Dear Angie, você precisa vir pra São Paulo logo. Tô com saudade dos nossos cafés da manhã. E na casa nova tem uma mesa grande, o dobro daquela da Oscar Freire. Vou encher de pães, frutas e geléia de sei lá o quê quando você vier. Podemos chamar o Noah e o Calixto pra irem com a gente encher a cara no Kintarô. O Betito e a Gô também. E a Mari, claro.

Mudando de assunto: quando um útero é do tamanho de um punho (vai ser esse mesmo o título?) chega às livrarias? Quero muito ver como ficou. Você incluiu o poema do “eu durmo comigo”? Seja uma boa amiga e diga que sim.

Agora escuta essa. Meses atrás eu estava lendo aquele Guia do Bob Dylan e, num trecho dedicado ao Modern Times, o cara dizia que quando o álbum saiu, em 2006, acusaram o Dylan de plagiar um poeta do século XIX chamado Henry Timrod. Escrevi pro Paulo Henriques Britto, que sabe tudo de literatura em língua inglesa e também gosta de Dylan, e perguntei se ele conhecia o tal Timrod. Ele disse que não.
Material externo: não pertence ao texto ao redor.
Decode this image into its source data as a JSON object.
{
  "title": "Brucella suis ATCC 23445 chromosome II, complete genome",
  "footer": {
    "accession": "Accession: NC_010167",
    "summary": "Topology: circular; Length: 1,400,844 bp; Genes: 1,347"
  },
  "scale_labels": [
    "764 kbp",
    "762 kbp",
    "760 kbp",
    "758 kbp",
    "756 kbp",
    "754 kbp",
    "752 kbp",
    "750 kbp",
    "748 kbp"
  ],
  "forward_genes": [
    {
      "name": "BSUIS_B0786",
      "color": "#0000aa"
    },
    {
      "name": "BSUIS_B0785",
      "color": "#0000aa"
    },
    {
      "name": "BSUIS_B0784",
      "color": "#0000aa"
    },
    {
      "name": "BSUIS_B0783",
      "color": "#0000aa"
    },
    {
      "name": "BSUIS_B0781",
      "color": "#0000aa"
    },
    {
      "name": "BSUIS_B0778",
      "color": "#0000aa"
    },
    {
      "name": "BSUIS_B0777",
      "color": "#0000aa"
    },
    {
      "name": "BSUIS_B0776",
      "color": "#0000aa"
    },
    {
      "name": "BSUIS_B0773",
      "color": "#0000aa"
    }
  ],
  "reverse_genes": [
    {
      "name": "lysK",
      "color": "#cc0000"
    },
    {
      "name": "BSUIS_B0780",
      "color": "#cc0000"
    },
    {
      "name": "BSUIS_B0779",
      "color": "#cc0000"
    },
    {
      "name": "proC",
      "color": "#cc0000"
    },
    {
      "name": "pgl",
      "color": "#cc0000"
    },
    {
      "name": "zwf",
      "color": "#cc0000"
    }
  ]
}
Aí fiquei curioso e encomendei o livro na Cultura. Finalmente chegou. Folheei algumas páginas, com tantos versos do Modern Times na cabeça quanto minha ex-boa memória podia suportar, e logo de cara topei com a expressão “mountains of the past” num soneto, que copio abaixo. Filho da puta. Lembro bem a emoção que senti quando ouvi “mountains of the past” em “Beyond Here Lies Nothin'”. (Que é do Together Through Life, de 2009, e não do Modern Times. Será que o Dylan leu esse poeta durante anos?) O passado como uma montanha ? sem possibilidade de ser ignorado, encoberto ou jogado fora. Mas que pelo menos está lá, montanhosamente, sem se mexer demais. Achei trágico e libertador ao mesmo tempo. E agora descubro que é do Henry Timrod. Bom, ainda bem que o Dylan botou a expressão numa música dele, caso contrário eu nunca a conheceria.

Vou ter que parar por aqui. A tendinite tá apitando. Junto com a panela de pressão, pois tô fazendo uma sopa. (Que vai ter que durar a semana inteira, porque a verba tá curta).
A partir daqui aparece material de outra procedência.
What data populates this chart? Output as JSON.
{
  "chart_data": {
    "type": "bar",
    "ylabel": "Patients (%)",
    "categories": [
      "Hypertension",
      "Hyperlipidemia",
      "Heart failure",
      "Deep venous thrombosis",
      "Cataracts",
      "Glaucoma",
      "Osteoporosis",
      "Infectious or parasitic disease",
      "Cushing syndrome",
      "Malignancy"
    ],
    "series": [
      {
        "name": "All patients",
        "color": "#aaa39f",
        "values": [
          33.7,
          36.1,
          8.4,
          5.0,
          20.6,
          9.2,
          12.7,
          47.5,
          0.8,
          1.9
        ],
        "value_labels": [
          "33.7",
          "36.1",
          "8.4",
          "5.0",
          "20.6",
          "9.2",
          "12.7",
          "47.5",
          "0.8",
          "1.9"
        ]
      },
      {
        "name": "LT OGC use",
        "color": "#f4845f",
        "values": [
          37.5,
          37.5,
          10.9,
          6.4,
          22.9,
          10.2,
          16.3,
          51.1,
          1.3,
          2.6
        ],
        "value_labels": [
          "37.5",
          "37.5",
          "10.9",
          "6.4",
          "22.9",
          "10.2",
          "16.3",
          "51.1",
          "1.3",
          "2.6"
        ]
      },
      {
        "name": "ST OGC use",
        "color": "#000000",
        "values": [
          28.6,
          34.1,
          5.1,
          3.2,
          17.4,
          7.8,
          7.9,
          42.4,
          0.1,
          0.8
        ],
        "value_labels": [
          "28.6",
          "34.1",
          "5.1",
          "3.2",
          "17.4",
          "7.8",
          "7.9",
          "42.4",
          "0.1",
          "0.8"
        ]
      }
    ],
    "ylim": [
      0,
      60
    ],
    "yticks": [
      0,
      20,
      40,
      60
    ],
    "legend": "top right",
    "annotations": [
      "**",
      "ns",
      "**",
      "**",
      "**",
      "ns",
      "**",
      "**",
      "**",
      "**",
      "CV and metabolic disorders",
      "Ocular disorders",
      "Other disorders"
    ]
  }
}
E antes que eu me esqueça. Lembra que em Porto Alegre (em maio? abril?) eu disse que minha biblioteca iria se chamar Espaço Angélica Freitas e que eu mandaria fazer uma placa pra colocar sobre a porta? Eu estava bêbado e o pessoal da Lancheria do Parque não me levou a sério. Então olha a foto.

Beijo, seu

Fabrício

PS: o poema do Timrod:

SONNET: LIFE EVER SEEMS

Life ever seems as from its present site
It aimed to lure us. Mountains of the past
It melts, with all their crags and caverns vast,
Into a purple cloud! Across the night
Which hides what is to be, it shoots a light
All rosy with the yet unrisen dawn.
Not the near daisies, but yon distant height
Attracts us, lying on this emereal lawn.
And always, be the landscape what it may ?
Blue, misty hill or sweep of glimmering plain ?
It is the eye’s endeavor still to gain
The fine, faint limit of the bounding day.
God, haply, in this mystic mode, would fain
Hint of a happier home, far, far away!